The apprehension in his voice set off a wave of loss in Yuli, and she almost confessed that she couldn’t imagine going back to Otvali alone.
Yuli kissed him. “Let’s sleep. We will think tomorrow.”
He chuckled. “I hope so.”
The lamps went off. They tossed and turned. Michael switched on the lamp on his side of the bed. “I can’t sleep.”
Yuli went to the bathroom. Her makeup bag, a small, stiffened cardboard suitcase covered in pigskin, was on a stool, and she opened it and removed four orange Seconal capsules from a tin pill box and returned to bed with the Seconals and a glass of water.
“Papka gave me these for travel. You take two and you sleep.”
Yuli put the capsules in her mouth and sipped from the glass. Michael did the same, then turned off the lamp, and Yuli curled up behind him.
When his breathing was slow and regular, Yuli kissed the n
ape of his neck. He didn’t stir, and she went to the bathroom, closing the door, turning on the light.
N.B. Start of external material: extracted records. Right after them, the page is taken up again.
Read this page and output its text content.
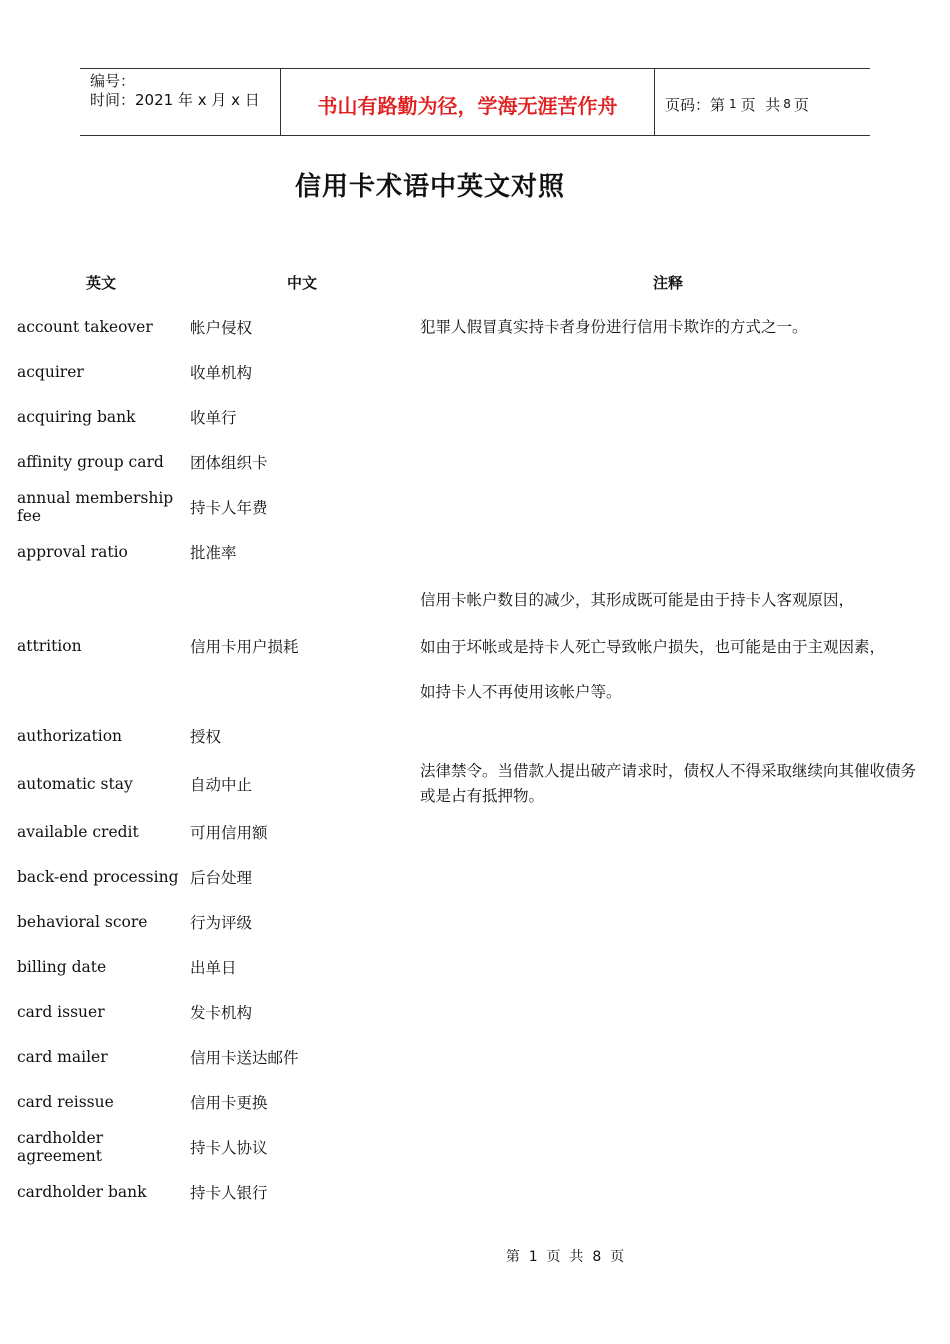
编号：
时间：2021 年 x 月 x 日	书山有路勤为径，学海无涯苦作舟	页码：第 1 页  共 8 页
信用卡术语中英文对照
英文	中文	注释
account takeover	帐户侵权	犯罪人假冒真实持卡者身份进行信用卡欺诈的方式之一。

acquirer	收单机构
acquiring bank	收单行
affinity group card	团体组织卡
annual membership fee	持卡人年费
approval ratio	批准率
attrition	信用卡用户损耗

信用卡帐户数目的减少，其形成既可能是由于持卡人客观原因，

如由于坏帐或是持卡人死亡导致帐户损失，也可能是由于主观因素，

如持卡人不再使用该帐户等。

authorization	授权
automatic stay	自动中止

法律禁令。当借款人提出破产请求时，债权人不得采取继续向其催收债务或是占有抵押物。

available credit	可用信用额
back-end processing 后台处理
behavioral score	行为评级
billing date	出单日
card issuer	发卡机构
card mailer	信用卡送达邮件
card reissue	信用卡更换
cardholder agreement	持卡人协议
cardholder bank	持卡人银行
第  1  页  共  8  页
After taking the capsules out of her mouth, drying them with a tissue and dropping them in the tin, she dressed in Levi’s, a sweater, and Keds. Then she loosened four bolts on the right side of her makeup bag, revealing a false compartment and retrieving a black knit hat, a map she had drawn, a syringe with a needle, her horn-handled switchblade, and a yellow armband with a blue Star of David—the type of cloth armband the Nazis had made Jews wear. Her coat hung on the back of the door, and she put it on, then tied her hair in a ponytail, tucking it under her collar and pulling on the hat, and loaded up her pockets, hit the light, and checked again that Michael was out by kissing his forehead. He didn’t move, and Yuli decided it was safe to tell him.
“I love you,” she said.
37
Across from the hotel, an ash-gray Mercedes-Benz idled under one of the old-fashioned lantern streetlights. A flame flashed in the sedan as the driver, a bearded man in a cap, lit a cigarette. Out of habit, Yuli memorized the license plate—GZ-89-91—then started walking, going left on Marnixstraat and glancing back to see if the car or the driver had followed her.
Russische Fotze. . . . Yuli was shocked when Joost had uttered those words. She hadn’t thought about them in years. Now they were stuck in her head along with the memory of the day she first heard them. Dovid emerging from the woods with Yuli behind him. The German soldier firing. Dovid falling. The German dipping into an ammo pouch on his belt. Yuli struggling to raise the papasha, the heavy Russian submachine gun. The soldier pressing bullets into his rifle. Yuli squeezing the trigger. Her ears still ringing as she stands over the horse-faced German, a mean horse, big yellow-brown teeth. Blood leaking from the holes in his greatcoat.